State Finalizes $1.6B Deal With Related, Vornado and Skanska for Moynihan Train Hall
Related Companies, Vornado Realty Trust and Skanska have sealed a $1.6 billion deal with the Empire State Development Corporation to convert the James A. Farley Post Office into a train hall and commercial complex, Gov. Andrew Cuomo announced today.
Construction is set to begin soon on the mall-transportation hub, which will be connected to the 40-year-old Pennsylvania Station across Eighth Avenue via the newly completed West End Concourse.
The project is being funded with $550 million from the state, $630 million from the developers, $150 million from Port Authority of New York & New Jersey, $105 million from Amtrak, $100 million from Metropolitan Transportation Authority and $65 million from federal grants.
The complex, to be known as Moynihan Train Hall, will host a 255,000-square-foot train hall for Long Island Railroad and Amtrak passengers and 730,000 square feet of office and 120,000 square feet retail space. Related and Vornado will operate and lease the commercial portion, the governor told reporters on a conference call this afternoon. The term of the deal is for 99 years. McKim, Mead and White designed the Farley building (as well as the long-defunct original Penn Station), and Skidmore, Owings & Merrill are handling construction of the new train hall inside the post office.
The revamped post office building will include a 92-foot-high skylight and access to nine platforms and 17 tracks, according to the governor’s office.
The transit hall is scheduled to be complete by 2020.

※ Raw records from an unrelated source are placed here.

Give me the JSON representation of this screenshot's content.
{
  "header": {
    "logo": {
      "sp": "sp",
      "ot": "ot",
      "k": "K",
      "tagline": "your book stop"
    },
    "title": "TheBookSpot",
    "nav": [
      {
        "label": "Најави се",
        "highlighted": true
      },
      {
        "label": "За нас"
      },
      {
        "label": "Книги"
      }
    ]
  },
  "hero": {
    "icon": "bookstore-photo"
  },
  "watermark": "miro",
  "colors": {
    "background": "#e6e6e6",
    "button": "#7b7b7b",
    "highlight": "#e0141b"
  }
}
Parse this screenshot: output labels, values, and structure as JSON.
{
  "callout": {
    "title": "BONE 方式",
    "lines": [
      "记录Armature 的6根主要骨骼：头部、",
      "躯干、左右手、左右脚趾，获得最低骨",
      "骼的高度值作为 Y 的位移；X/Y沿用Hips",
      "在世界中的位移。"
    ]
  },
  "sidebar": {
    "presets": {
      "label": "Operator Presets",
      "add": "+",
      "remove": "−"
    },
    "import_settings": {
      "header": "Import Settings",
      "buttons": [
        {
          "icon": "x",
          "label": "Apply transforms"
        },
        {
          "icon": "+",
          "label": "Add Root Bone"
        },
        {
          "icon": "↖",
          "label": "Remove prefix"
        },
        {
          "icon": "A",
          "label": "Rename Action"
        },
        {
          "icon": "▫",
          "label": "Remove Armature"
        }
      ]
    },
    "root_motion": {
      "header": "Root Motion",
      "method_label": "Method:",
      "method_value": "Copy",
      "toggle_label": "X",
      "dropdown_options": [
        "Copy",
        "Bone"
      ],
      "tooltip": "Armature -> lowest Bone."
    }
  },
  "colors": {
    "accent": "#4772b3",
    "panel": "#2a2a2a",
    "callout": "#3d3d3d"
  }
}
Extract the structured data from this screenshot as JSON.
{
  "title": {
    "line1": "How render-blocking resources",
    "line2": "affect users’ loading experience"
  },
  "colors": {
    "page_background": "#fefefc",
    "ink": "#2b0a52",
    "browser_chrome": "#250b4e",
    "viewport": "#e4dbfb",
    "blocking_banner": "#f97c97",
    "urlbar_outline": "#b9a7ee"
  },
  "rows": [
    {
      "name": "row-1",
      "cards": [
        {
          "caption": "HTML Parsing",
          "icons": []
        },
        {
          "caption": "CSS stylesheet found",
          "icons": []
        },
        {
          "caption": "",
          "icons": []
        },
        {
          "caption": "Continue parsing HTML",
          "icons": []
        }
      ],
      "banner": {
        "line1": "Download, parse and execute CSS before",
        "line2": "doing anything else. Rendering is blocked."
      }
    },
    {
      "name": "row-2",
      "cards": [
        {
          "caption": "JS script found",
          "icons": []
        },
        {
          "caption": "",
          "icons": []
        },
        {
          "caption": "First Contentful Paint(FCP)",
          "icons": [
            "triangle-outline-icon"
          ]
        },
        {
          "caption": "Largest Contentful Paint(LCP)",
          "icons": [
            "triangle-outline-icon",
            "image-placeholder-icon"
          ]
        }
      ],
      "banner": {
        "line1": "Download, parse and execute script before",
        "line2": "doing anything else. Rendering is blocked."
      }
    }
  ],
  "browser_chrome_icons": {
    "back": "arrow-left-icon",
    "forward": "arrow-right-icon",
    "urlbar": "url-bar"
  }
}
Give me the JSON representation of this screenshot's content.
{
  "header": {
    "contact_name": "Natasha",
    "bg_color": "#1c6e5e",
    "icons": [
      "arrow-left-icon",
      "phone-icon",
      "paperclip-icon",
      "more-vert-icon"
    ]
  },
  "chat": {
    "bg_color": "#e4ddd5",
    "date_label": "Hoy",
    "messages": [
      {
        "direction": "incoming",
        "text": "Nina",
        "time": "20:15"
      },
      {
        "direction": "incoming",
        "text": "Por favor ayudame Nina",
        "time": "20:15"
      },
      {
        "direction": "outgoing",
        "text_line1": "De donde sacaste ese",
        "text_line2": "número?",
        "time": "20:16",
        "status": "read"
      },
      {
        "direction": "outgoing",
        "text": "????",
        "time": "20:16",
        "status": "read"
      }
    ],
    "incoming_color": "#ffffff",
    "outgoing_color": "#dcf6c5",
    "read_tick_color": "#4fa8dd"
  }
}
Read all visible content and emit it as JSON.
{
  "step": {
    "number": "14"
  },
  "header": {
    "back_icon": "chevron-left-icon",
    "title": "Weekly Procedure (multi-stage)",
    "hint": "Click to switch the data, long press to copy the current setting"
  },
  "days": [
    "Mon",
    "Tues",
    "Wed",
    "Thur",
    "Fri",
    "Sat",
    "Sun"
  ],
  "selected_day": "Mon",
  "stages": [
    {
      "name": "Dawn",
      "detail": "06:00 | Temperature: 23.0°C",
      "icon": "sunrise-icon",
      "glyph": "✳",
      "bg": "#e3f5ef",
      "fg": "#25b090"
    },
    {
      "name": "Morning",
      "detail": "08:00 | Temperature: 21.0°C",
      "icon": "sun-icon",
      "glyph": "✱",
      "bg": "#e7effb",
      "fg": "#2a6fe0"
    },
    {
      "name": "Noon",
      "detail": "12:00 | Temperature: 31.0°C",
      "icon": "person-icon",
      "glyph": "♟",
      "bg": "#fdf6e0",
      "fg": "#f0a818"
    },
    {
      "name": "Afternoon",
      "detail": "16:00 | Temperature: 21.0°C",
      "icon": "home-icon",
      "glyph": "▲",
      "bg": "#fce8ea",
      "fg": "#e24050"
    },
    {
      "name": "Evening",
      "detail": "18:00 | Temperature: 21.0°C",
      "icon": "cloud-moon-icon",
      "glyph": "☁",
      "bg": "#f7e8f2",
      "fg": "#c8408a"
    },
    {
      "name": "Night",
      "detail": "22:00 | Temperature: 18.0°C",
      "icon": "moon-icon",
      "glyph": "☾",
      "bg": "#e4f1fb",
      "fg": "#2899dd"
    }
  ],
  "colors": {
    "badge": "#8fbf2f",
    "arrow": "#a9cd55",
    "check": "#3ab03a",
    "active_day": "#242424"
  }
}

The state also plans to redesign the LIRR’s existing concourse along West 33rd Street in Penn Station and the subway stations, which serve the 1, 2, 3 and A, C and E lines. The upgrades will include better lighting, signage to help commuters navigate the building and digital screens.
The announcement comes just as commuters are bracing for several weeks of disruptions in Long Island Railroad service to Penn Station, because Amtrak needs to repair aging tracks beneath the behemoth rail complex.